Shared ground
The passage presents a public, witnessed negotiation at the city gate. Ephron speaks so that the Hittites and other city members can hear, and Abraham responds the same way. The repeated emphasis on “in the hearing of” and “in the presence of” highlights that this is meant to be recognized by the wider community, not handled privately.
Ephron verbally offers “the field” and “the cave” to Abraham as something he “gives,” and he does so explicitly before his people. Abraham answers with visible respect (bowing) and then states plainly that he intends to pay the price for the field so he can bury his dead there.
Where interpretation differs (only where needed)

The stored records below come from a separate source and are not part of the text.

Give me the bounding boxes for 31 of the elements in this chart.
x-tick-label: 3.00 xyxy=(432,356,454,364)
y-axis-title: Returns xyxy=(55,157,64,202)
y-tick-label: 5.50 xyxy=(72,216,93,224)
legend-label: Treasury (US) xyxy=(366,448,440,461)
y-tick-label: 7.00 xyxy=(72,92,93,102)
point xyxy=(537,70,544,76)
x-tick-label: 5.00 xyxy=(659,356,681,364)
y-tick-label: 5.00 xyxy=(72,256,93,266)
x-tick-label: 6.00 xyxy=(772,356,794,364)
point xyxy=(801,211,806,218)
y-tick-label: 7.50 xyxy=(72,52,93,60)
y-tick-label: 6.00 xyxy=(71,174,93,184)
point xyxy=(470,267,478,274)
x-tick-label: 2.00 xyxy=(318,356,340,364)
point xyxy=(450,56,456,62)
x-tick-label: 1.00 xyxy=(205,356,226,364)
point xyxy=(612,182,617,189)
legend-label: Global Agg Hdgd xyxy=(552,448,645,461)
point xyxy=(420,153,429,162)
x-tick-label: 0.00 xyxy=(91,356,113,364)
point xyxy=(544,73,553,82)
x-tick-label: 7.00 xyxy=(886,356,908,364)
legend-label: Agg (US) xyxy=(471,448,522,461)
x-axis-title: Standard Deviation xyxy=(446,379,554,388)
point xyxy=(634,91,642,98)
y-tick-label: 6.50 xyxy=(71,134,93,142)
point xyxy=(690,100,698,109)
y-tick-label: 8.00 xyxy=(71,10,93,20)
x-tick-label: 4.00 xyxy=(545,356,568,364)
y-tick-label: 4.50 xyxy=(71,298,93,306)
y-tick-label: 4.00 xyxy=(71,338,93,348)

A real question is whether Ephron’s “I give” is a straightforward gift or a customary way of speaking that still expects a later payment.

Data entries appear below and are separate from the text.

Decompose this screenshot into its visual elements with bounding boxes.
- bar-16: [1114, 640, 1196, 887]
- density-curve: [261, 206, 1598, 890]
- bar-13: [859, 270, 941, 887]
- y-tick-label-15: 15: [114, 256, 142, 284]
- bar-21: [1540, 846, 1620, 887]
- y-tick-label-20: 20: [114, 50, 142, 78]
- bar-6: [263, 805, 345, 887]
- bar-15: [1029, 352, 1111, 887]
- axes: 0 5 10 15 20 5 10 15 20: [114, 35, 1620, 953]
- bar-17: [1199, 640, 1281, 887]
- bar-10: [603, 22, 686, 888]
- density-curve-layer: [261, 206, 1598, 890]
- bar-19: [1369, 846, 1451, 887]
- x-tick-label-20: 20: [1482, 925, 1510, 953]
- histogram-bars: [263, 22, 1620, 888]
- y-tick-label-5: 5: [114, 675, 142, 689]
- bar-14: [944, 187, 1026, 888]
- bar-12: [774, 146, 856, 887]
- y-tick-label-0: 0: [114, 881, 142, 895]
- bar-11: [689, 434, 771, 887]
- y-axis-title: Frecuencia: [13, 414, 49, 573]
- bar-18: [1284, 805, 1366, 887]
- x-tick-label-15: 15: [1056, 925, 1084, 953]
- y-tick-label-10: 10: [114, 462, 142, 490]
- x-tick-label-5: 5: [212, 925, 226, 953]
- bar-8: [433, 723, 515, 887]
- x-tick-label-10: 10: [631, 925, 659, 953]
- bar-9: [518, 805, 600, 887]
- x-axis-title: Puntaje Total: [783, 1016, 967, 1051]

Some readers take Ephron’s words at face value: he is freely offering land to honor Abraham and speed up the burial.
Others think the public “gift” language functions as polite negotiation: Ephron is presenting himself as generous while still leaving room for a purchase price to be named and accepted.
Why the disagreement exists
The text itself reports Ephron’s public offer, but it does not directly explain Ephron’s intent. The scene also contains formal social cues (city gate setting, witnesses, honor language), which can be read either as genuine generosity or as standard bargaining etiquette.
What this passage clearly contributes
Explicitly, the text shows Abraham seeking a secure, publicly recognized arrangement for burial property, and it shows the community setting as central to that security. It also shows Abraham preferring a paid transfer over a gift, suggesting he wants clear ownership with no lingering obligation or disputed claim. The emphasis on “field + cave” indicates the transaction is about full control of the burial site and its access, not merely permission to use a cave.